L'optophone : L’optophone, l’un des premiers efforts déployés en vue de fournir un équivalent sonore au texte, a finalement été jugé comme un échec retentissant. Cet appareil, fabriqué à Glasgow, a été l’un des premiers efforts visant à utiliser le son pour transmettre le contenu d’impression aux lecteurs aveugles. Lorsque l’appareil passait sur une ligne imprimée, des accords ou des motifs musicaux représentant les différentes lettres résonnaient dans un récepteur téléphonique. Contrairement au type surélevé, comme le braille et Moon qui exigeait des livres spécialement imprimés, ce système de production de son « fait en sorte que tous les ouvrages d’impression ordinaires, y compris la question de la dactylographie soient disponibles pour les personnes aveugles ». Il a utilisé des variations dans la conductivité électrique de l’élément chimique appelé le sélénium. Le récepteur téléphonique pourrait être conçu pour « chanter » divers tons par des pulsations de lumières appliquées au sélénium photosensible. Un utilisateur apprendrait à reconnaître les lettres représentées par différentes combinaisons de sons.

 

Les difficultés associées rendent cette chose tout à fait inutile. Le jeu n’en vaut guère la chandelle
— Sherman Swift

En 1920, les fabricants ont proposé d’envoyer à INCA un optophone au coût de 105 £, en soulignant que ces « instruments » avaient été fournis à des institutions de Londres, d’Édimbourg, de Paris et de la Belgique. La publicité extravagante du fabricant ne tenait pas la route. Le bibliothécaire en chef de INCA l’a qualifié de « jouet scientifique » et en a conclu que « pour la grande majorité des personnes aveugles, les difficultés associées rendent cette chose tout à fait inutile. Le jeu n’en vaut guère la chandelle ».
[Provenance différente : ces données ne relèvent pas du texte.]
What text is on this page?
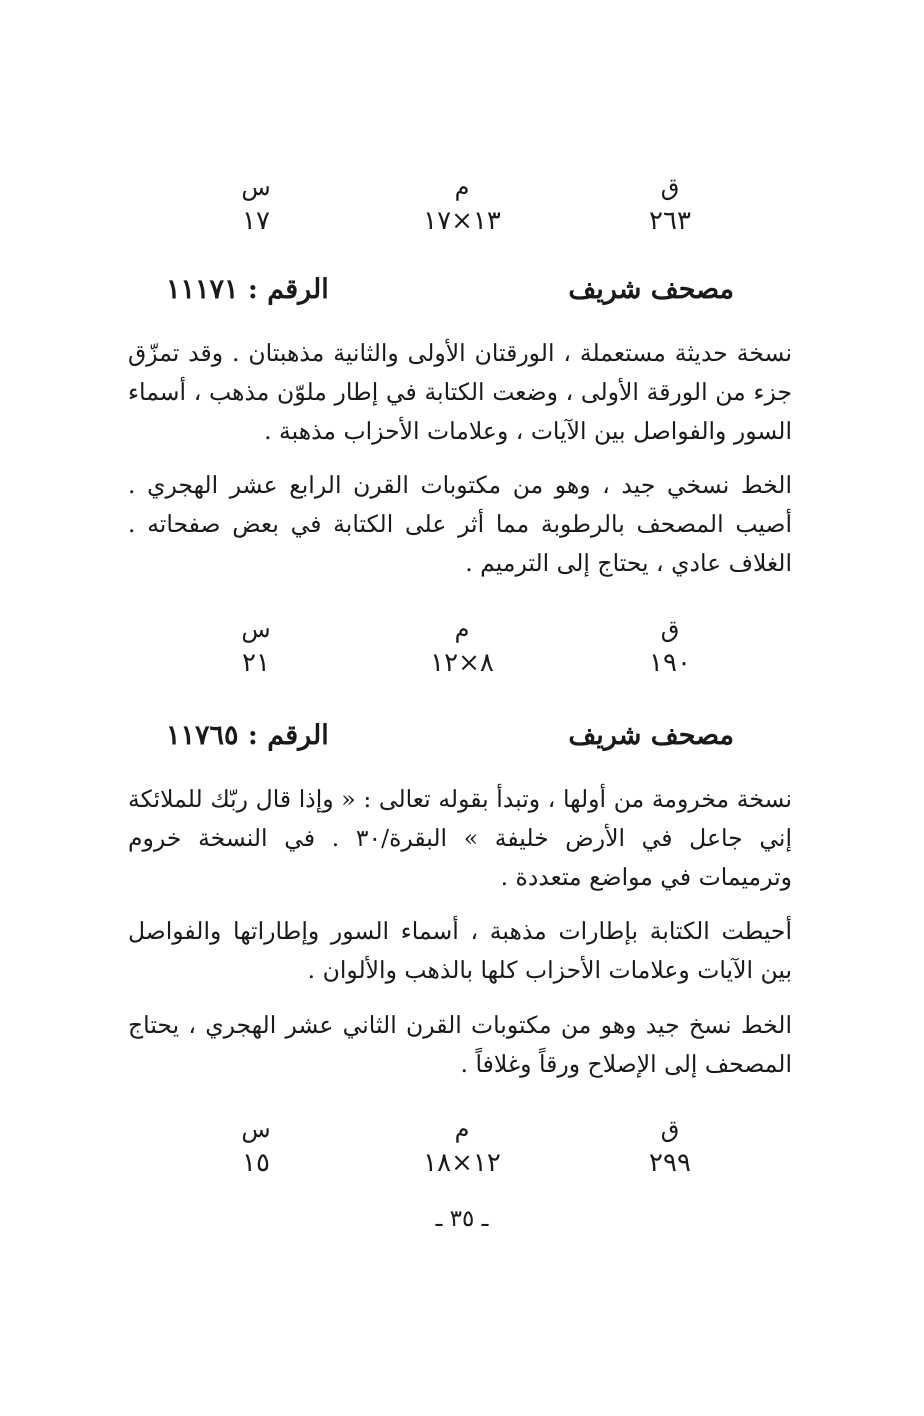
ق
٢٦٣
م
١٣×١٧
س
١٧
مصحف شريف
الرقم : ١١١٧١

نسخة حديثة مستعملة ، الورقتان الأولى والثانية مذهبتان . وقد تمزّق جزء من الورقة الأولى ، وضعت الكتابة في إطار ملوّن مذهب ، أسماء السور والفواصل بين الآيات ، وعلامات الأحزاب مذهبة .

الخط نسخي جيد ، وهو من مكتوبات القرن الرابع عشر الهجري . أصيب المصحف بالرطوبة مما أثر على الكتابة في بعض صفحاته . الغلاف عادي ، يحتاج إلى الترميم .

ق
١٩٠
م
٨×١٢
س
٢١
مصحف شريف
الرقم : ١١٧٦٥

نسخة مخرومة من أولها ، وتبدأ بقوله تعالى : « وإذا قال ربّك للملائكة إني جاعل في الأرض خليفة » البقرة/٣٠ . في النسخة خروم وترميمات في مواضع متعددة .

أحيطت الكتابة بإطارات مذهبة ، أسماء السور وإطاراتها والفواصل بين الآيات وعلامات الأحزاب كلها بالذهب والألوان .

الخط نسخ جيد وهو من مكتوبات القرن الثاني عشر الهجري ، يحتاج المصحف إلى الإصلاح ورقاً وغلافاً .

ق
٢٩٩
م
١٢×١٨
س
١٥
ـ ٣٥ ـ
Envisager le son enregistré sur bande 

Le développement d’un dispositif combinant les principes du phonographe et des films sonores est en cours. Provenant d’un découpage de journal, la source est inconnue, en 1930

Les livres parlés ont présenté quelques inconvénients en tant que livres de bibliothèque. Les disques étaient lourds et fragiles. Ils se brisaient souvent pendant le transport du fabricant à la bibliothèque, ou de la bibliothèque au lecteur, ou vice versa. Même dans les premiers jours des livres parlés, des rumeurs couraient sur quelque chose d’encore mieux, une ramification du monde du cinéma. Un titre de journal de l’époque prétendait qu’il existait une « machine de lecture » qui combinait les principes du phonographe, des films sonores.

Une substance de film extrêmement mince appelée cellophane sur laquelle la voix de lecture a été imposée
— Article de nouvelles

L’article affirmait que l’appareil « allait être fabriqué plus simplement et être d’une taille plus petite que toute autre machine parlante jamais conçue... Les observateurs scientifiques compétents le considèrent comme le précurseur possible d’un robot de lecture... il décrit les enregistrements à partir des bandes enroulées d’une substance de film extrêmement mince appelée cellophane sur laquelle la voix de lecture a été imposée ».

W.M. Eager de National Institute for the Blind (Royaume-Uni) à E.A. Baker et S.C. Swift à E.A. Baker – Correspondance concernant la fragilité des disques de livres parlés venant de l’Angleterre et la possibilité du film comme remplacement

Le bibliothécaire en chef d’INCA, Sherman Swift, était heureux d’entendre parler du film comme d’une solution possible aux problèmes des livres parlés brisés. Il a écrit ceci en 1938 : « Il serait souhaitable d’aboutir bientôt à une solution, bien que cette solution puisse mettre nos organismes dans l’embarras pour avoir convaincu tant de personnes aveugles d’investir dans des appareils phonographiques. Toutefois, le disque sera toujours utilisé dans une certaine mesure ».